十三、

「お兄ちゃん……」


 呼ばれて振り返ると、妹が心配そうな顔をして立っていた。僕は安心させるために小さく笑いかけ、息苦しいネクタイを緩める。


 黒い喪服に身を包んだ妹からは、いつもの太陽のような輝きがなくなっていた。それに加え、最後に会ったときよりも痩せてしまった気がする。


 今日は父の葬式であったが、母は「私には関係ないから」と出席を断ったらしい。


 確かに、一度縁を切ってしまえば本当に赤の他人だ。血の繋がりも何もない、ただの“男の人”なのだ。


 そう思うと、いくらか悲しくもなる。

 前はあんなに仲が良かった二人であっても、やっぱり離れてしまったらこんなに冷えた関係になってしまうものなのだろうか。


 父は本当に、静かにこの世を去った。父は最期の最後まで中途半端で曖昧だった。


「お兄ちゃん、お父さんの病院に行ったんでしょ? どうだった? どんな様子だった?」


妹の質問に、僕は黙って首を振る。それを見て、妹はそっか、と俯いた。


 今日はいつもにも増して冷え込んでいた。僕は冷たい鼻面を暖めようとマフラーを手に取り、顔をうずめる。空は僕らの気持ちが反映されたかのようにどんよりと曇っていた。


「お兄、ちゃん……」


風が吹けば消えてしまいそうなほど小さな声で呼ばれる。ん? と目だけで振り向くと、妹は何か言いたげに口を開いてそのまま目を伏せてしまった。


「どうしたの」


 妹の不安げな気持ちを感じ取る。嫌な予感がする。


「いや……なんでも……」


妹はそう言い残して親戚の元に駆けて行ってしまった。呼びとめても何も言ってくれないとわかっているので、胸のわだかまりをぐっと堪え、下唇を食んで俯く。


 ……嫌な予感がする。


 妹のあんな顔を見たのは初めてだ。


 父の死に不安があるのか、父について何か知っているのか、それとも──母か……?


 そこまで考えて、考えすぎだと首を振った。母に何かあったらきちんと言ってくれるはずだ。家族のことを家族にも相談しないなんて、妹がそんなことするはずがない。
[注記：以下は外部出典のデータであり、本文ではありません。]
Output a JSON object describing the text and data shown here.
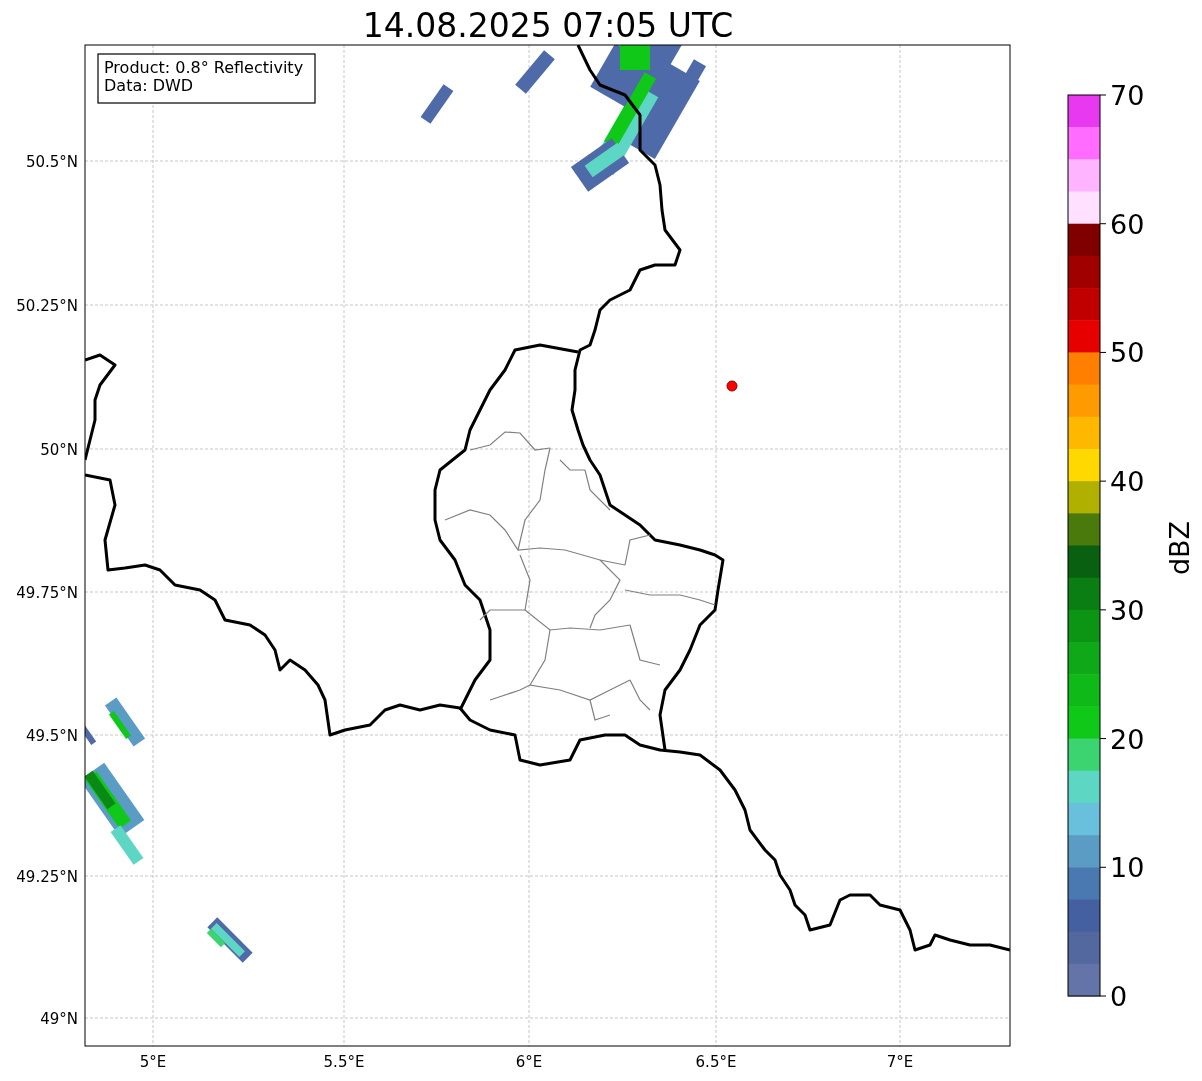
{
  "title": "14.08.2025 07:05 UTC",
  "info_box": [
    "Product: 0.8° Reflectivity",
    "Data: DWD"
  ],
  "map": {
    "lat_ticks": [
      "50.5°N",
      "50.25°N",
      "50°N",
      "49.75°N",
      "49.5°N",
      "49.25°N",
      "49°N"
    ],
    "lon_ticks": [
      "5°E",
      "5.5°E",
      "6°E",
      "6.5°E",
      "7°E"
    ]
  },
  "colorbar": {
    "label": "dBZ",
    "ticks": [
      "70",
      "60",
      "50",
      "40",
      "30",
      "20",
      "10",
      "0"
    ],
    "bins": [
      {
        "color": "#e838f0"
      },
      {
        "color": "#ff6cff"
      },
      {
        "color": "#ffb4ff"
      },
      {
        "color": "#ffe0ff"
      },
      {
        "color": "#800000"
      },
      {
        "color": "#a00000"
      },
      {
        "color": "#c00000"
      },
      {
        "color": "#e60000"
      },
      {
        "color": "#ff7f00"
      },
      {
        "color": "#ff9a00"
      },
      {
        "color": "#ffb800"
      },
      {
        "color": "#ffd800"
      },
      {
        "color": "#b0b000"
      },
      {
        "color": "#4a7a0c"
      },
      {
        "color": "#086010"
      },
      {
        "color": "#0a7e12"
      },
      {
        "color": "#0c9414"
      },
      {
        "color": "#0ea818"
      },
      {
        "color": "#0fba18"
      },
      {
        "color": "#10c818"
      },
      {
        "color": "#3cd470"
      },
      {
        "color": "#5ed6c4"
      },
      {
        "color": "#68c0dc"
      },
      {
        "color": "#5a9cc4"
      },
      {
        "color": "#4a78b0"
      },
      {
        "color": "#4460a0"
      },
      {
        "color": "#5468a0"
      },
      {
        "color": "#6474a8"
      }
    ]
  }
}
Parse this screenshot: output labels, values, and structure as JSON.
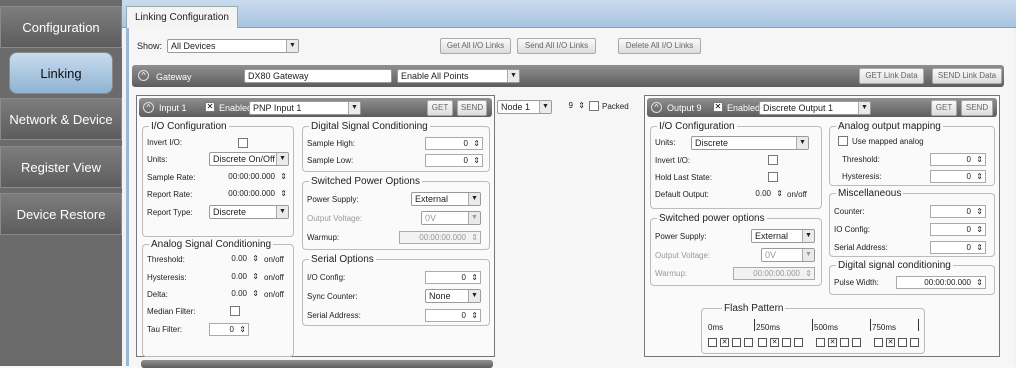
{
  "nav": {
    "items": [
      "Configuration",
      "Linking",
      "Network & Device",
      "Register View",
      "Device Restore"
    ]
  },
  "tab": {
    "label": "Linking Configuration"
  },
  "show": {
    "label": "Show:",
    "value": "All Devices"
  },
  "top_buttons": {
    "get_all": "Get All I/O Links",
    "send_all": "Send All I/O Links",
    "delete_all": "Delete All I/O Links"
  },
  "gateway": {
    "label": "Gateway",
    "name": "DX80 Gateway",
    "mode": "Enable All Points",
    "get": "GET Link Data",
    "send": "SEND Link Data"
  },
  "input": {
    "title": "Input 1",
    "enabled": "Enabled",
    "type": "PNP Input 1",
    "get": "GET",
    "send": "SEND",
    "io": {
      "legend": "I/O Configuration",
      "invert": "Invert I/O:",
      "units": "Units:",
      "units_val": "Discrete On/Off",
      "rate": "Sample Rate:",
      "rate_val": "00:00:00.000",
      "report_rate": "Report Rate:",
      "report_rate_val": "00:00:00.000",
      "report_type": "Report Type:",
      "report_type_val": "Discrete"
    },
    "analog": {
      "legend": "Analog Signal Conditioning",
      "threshold": "Threshold:",
      "threshold_val": "0.00",
      "hysteresis": "Hysteresis:",
      "hysteresis_val": "0.00",
      "delta": "Delta:",
      "delta_val": "0.00",
      "unit": "on/off",
      "median": "Median Filter:",
      "tau": "Tau Filter:",
      "tau_val": "0"
    },
    "digital": {
      "legend": "Digital Signal Conditioning",
      "high": "Sample High:",
      "high_val": "0",
      "low": "Sample Low:",
      "low_val": "0"
    },
    "power": {
      "legend": "Switched Power Options",
      "supply": "Power Supply:",
      "supply_val": "External",
      "voltage": "Output Voltage:",
      "voltage_val": "0V",
      "warmup": "Warmup:",
      "warmup_val": "00:00:00.000"
    },
    "serial": {
      "legend": "Serial Options",
      "io_config": "I/O Config:",
      "io_config_val": "0",
      "sync": "Sync Counter:",
      "sync_val": "None",
      "address": "Serial Address:",
      "address_val": "0"
    }
  },
  "link": {
    "node": "Node 1",
    "num": "9",
    "packed": "Packed"
  },
  "output": {
    "title": "Output 9",
    "enabled": "Enabled",
    "type": "Discrete Output 1",
    "get": "GET",
    "send": "SEND",
    "io": {
      "legend": "I/O Configuration",
      "units": "Units:",
      "units_val": "Discrete",
      "invert": "Invert I/O:",
      "hold": "Hold Last State:",
      "default": "Default Output:",
      "default_val": "0.00",
      "unit": "on/off"
    },
    "power": {
      "legend": "Switched power options",
      "supply": "Power Supply:",
      "supply_val": "External",
      "voltage": "Output Voltage:",
      "voltage_val": "0V",
      "warmup": "Warmup:",
      "warmup_val": "00:00:00.000"
    },
    "analog": {
      "legend": "Analog output mapping",
      "use": "Use mapped analog",
      "threshold": "Threshold:",
      "threshold_val": "0",
      "hysteresis": "Hysteresis:",
      "hysteresis_val": "0"
    },
    "misc": {
      "legend": "Miscellaneous",
      "counter": "Counter:",
      "counter_val": "0",
      "io_config": "IO Config:",
      "io_config_val": "0",
      "address": "Serial Address:",
      "address_val": "0"
    },
    "digital": {
      "legend": "Digital signal conditioning",
      "pulse": "Pulse Width:",
      "pulse_val": "00:00:00.000"
    },
    "flash": {
      "legend": "Flash Pattern",
      "t0": "0ms",
      "t1": "250ms",
      "t2": "500ms",
      "t3": "750ms"
    }
  }
}
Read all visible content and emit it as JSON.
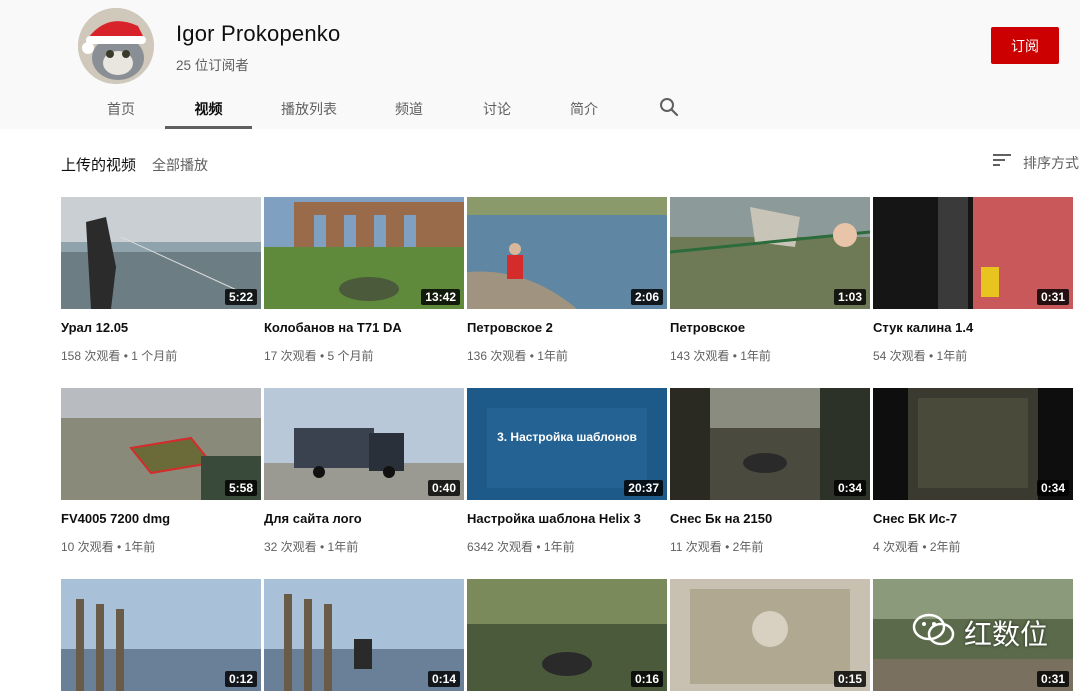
{
  "channel": {
    "name": "Igor Prokopenko",
    "subscribers": "25 位订阅者",
    "subscribe_label": "订阅"
  },
  "tabs": [
    {
      "label": "首页"
    },
    {
      "label": "视频"
    },
    {
      "label": "播放列表"
    },
    {
      "label": "频道"
    },
    {
      "label": "讨论"
    },
    {
      "label": "简介"
    }
  ],
  "section": {
    "title": "上传的视频",
    "play_all": "全部播放",
    "sort_label": "排序方式"
  },
  "videos": [
    {
      "title": "Урал 12.05",
      "meta": "158 次观看 • 1 个月前",
      "duration": "5:22"
    },
    {
      "title": "Колобанов на Т71 DA",
      "meta": "17 次观看 • 5 个月前",
      "duration": "13:42"
    },
    {
      "title": "Петровское 2",
      "meta": "136 次观看 • 1年前",
      "duration": "2:06"
    },
    {
      "title": "Петровское",
      "meta": "143 次观看 • 1年前",
      "duration": "1:03"
    },
    {
      "title": "Стук калина 1.4",
      "meta": "54 次观看 • 1年前",
      "duration": "0:31"
    },
    {
      "title": "FV4005 7200 dmg",
      "meta": "10 次观看 • 1年前",
      "duration": "5:58"
    },
    {
      "title": "Для сайта лого",
      "meta": "32 次观看 • 1年前",
      "duration": "0:40"
    },
    {
      "title": "Настройка шаблона Helix 3",
      "meta": "6342 次观看 • 1年前",
      "duration": "20:37",
      "thumb_text": "3. Настройка шаблонов"
    },
    {
      "title": "Снес Бк на 2150",
      "meta": "11 次观看 • 2年前",
      "duration": "0:34"
    },
    {
      "title": "Снес БК Ис-7",
      "meta": "4 次观看 • 2年前",
      "duration": "0:34"
    },
    {
      "title": "",
      "meta": "",
      "duration": "0:12"
    },
    {
      "title": "",
      "meta": "",
      "duration": "0:14"
    },
    {
      "title": "",
      "meta": "",
      "duration": "0:16"
    },
    {
      "title": "",
      "meta": "",
      "duration": "0:15"
    },
    {
      "title": "",
      "meta": "",
      "duration": "0:31"
    }
  ],
  "watermark": {
    "text": "红数位"
  },
  "colors": {
    "subscribe": "#cc0000",
    "header_bg": "#f9f9f9",
    "meta_text": "#606060"
  },
  "icons": [
    "search-icon",
    "sort-icon",
    "wechat-icon"
  ]
}
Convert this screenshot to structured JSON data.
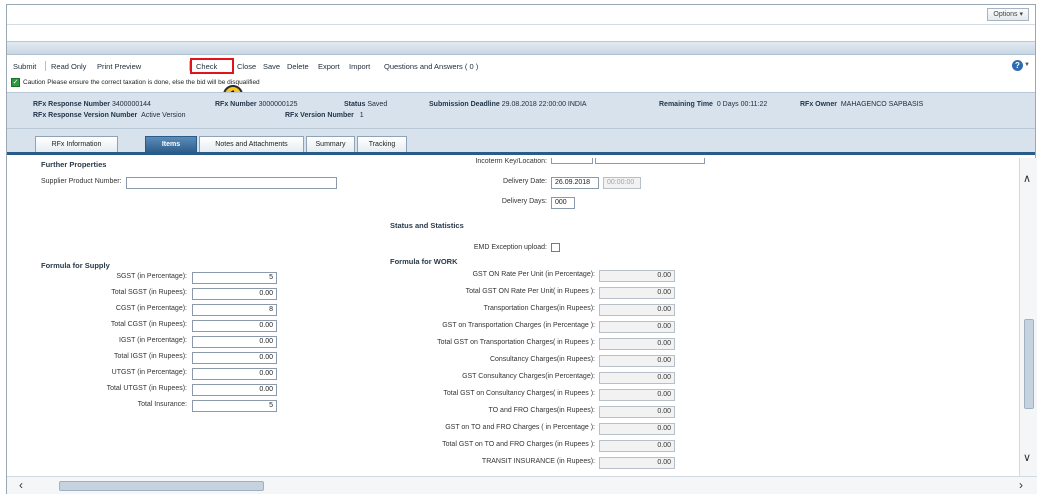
{
  "top": {
    "options_label": "Options ▾"
  },
  "toolbar": {
    "submit": "Submit",
    "read_only": "Read Only",
    "print_preview": "Print Preview",
    "check": "Check",
    "close": "Close",
    "save": "Save",
    "delete": "Delete",
    "export": "Export",
    "import": "Import",
    "qa": "Questions and Answers ( 0 )",
    "help_icon": "help-icon"
  },
  "caution": {
    "text": "Caution  Please ensure the correct taxation is done, else the bid will be disqualified",
    "step_number": "1",
    "accent": "#e0141a"
  },
  "header": {
    "rfx_response_number_label": "RFx Response Number",
    "rfx_response_number": "3400000144",
    "rfx_number_label": "RFx Number",
    "rfx_number": "3000000125",
    "status_label": "Status",
    "status": "Saved",
    "submission_deadline_label": "Submission Deadline",
    "submission_deadline": "29.08.2018 22:00:00 INDIA",
    "remaining_time_label": "Remaining Time",
    "remaining_time": "0 Days 00:11:22",
    "rfx_owner_label": "RFx Owner",
    "rfx_owner": "MAHAGENCO SAPBASIS",
    "rfx_response_version_label": "RFx Response Version Number",
    "rfx_response_version": "Active Version",
    "rfx_version_label": "RFx Version Number",
    "rfx_version": "1"
  },
  "tabs": [
    {
      "label": "RFx Information"
    },
    {
      "label": "Items"
    },
    {
      "label": "Notes and Attachments"
    },
    {
      "label": "Summary"
    },
    {
      "label": "Tracking"
    }
  ],
  "further": {
    "title": "Further Properties",
    "supplier_product_number_label": "Supplier Product Number:",
    "supplier_product_number": "",
    "top_cut_label": "Incoterm Key/Location:",
    "delivery_date_label": "Delivery Date:",
    "delivery_date": "26.09.2018",
    "delivery_time": "00:00:00",
    "delivery_days_label": "Delivery Days:",
    "delivery_days": "000"
  },
  "status_stats": {
    "title": "Status and Statistics",
    "emd_label": "EMD Exception upload:"
  },
  "supply": {
    "title": "Formula for Supply",
    "rows": [
      {
        "label": "SGST (in Percentage):",
        "value": "5"
      },
      {
        "label": "Total SGST (in Rupees):",
        "value": "0.00"
      },
      {
        "label": "CGST (in Percentage):",
        "value": "8"
      },
      {
        "label": "Total CGST (in Rupees):",
        "value": "0.00"
      },
      {
        "label": "IGST (in Percentage):",
        "value": "0.00"
      },
      {
        "label": "Total IGST (in Rupees):",
        "value": "0.00"
      },
      {
        "label": "UTGST (in Percentage):",
        "value": "0.00"
      },
      {
        "label": "Total UTGST (in Rupees):",
        "value": "0.00"
      },
      {
        "label": "Total Insurance:",
        "value": "5"
      }
    ]
  },
  "work": {
    "title": "Formula for WORK",
    "rows": [
      {
        "label": "GST ON Rate Per Unit (in Percentage):",
        "value": "0.00"
      },
      {
        "label": "Total GST ON Rate Per Unit( in Rupees ):",
        "value": "0.00"
      },
      {
        "label": "Transportation Charges(in Rupees):",
        "value": "0.00"
      },
      {
        "label": "GST on Transportation Charges  (in Percentage ):",
        "value": "0.00"
      },
      {
        "label": "Total GST on Transportation Charges( in Rupees ):",
        "value": "0.00"
      },
      {
        "label": "Consultancy Charges(in Rupees):",
        "value": "0.00"
      },
      {
        "label": "GST Consultancy Charges(in Percentage):",
        "value": "0.00"
      },
      {
        "label": "Total GST on Consultancy Charges( in Rupees ):",
        "value": "0.00"
      },
      {
        "label": "TO and FRO Charges(in Rupees):",
        "value": "0.00"
      },
      {
        "label": "GST on TO and FRO Charges  ( in Percentage ):",
        "value": "0.00"
      },
      {
        "label": "Total GST on TO and FRO Charges (in Rupees ):",
        "value": "0.00"
      },
      {
        "label": "TRANSIT INSURANCE (in Rupees):",
        "value": "0.00"
      }
    ]
  }
}
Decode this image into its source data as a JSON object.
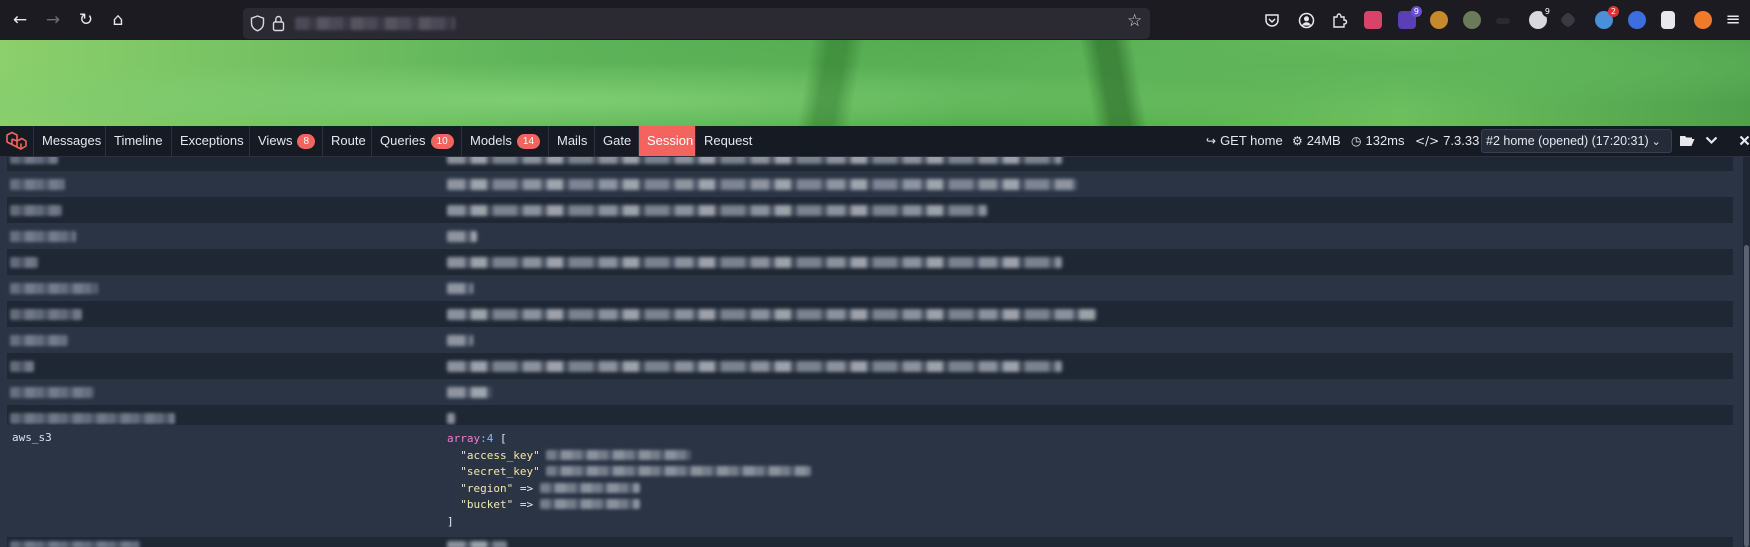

 僕はさらにコートを着込んで、そっと葬式場をあとにする。


 冷たく震える手先をポッケに突っ込み、肩を怒らせてマフラーの中に息を吹き込む。寒い寒い夕暮れ時だ。茜色のない空を上目遣いで見上げ、見えるはずのない一番星を探した。


 しんしんと音が消える。

 まだ遠い春を望む。

 重たい雪は僕の髪、コート、瞳を濡らす。

 眩しすぎるくらいの電灯を探す。



 ──知ってるか? 雪の“しんしん”ってな……


 懐かしい声が耳の中で響く。


 ああ、思い出した。あの答えを教えてくれたのは父だったのか。


 ──静けさを表す擬音語なんだ。


 父の笑顔が瞼の裏に映る。


 ──擬なのに音がないって、不思議だよなあ……



 確かに不思議だ。

 不思議でいて、それでもなぜかしっくりとくる。


 マフラーから顔を出し、空を大きく見上げた。白い息が暗闇の中に溶けていく。


 瞼の中の記憶は、肩に当たった雪の粒ように、儚く刹那に消えていった。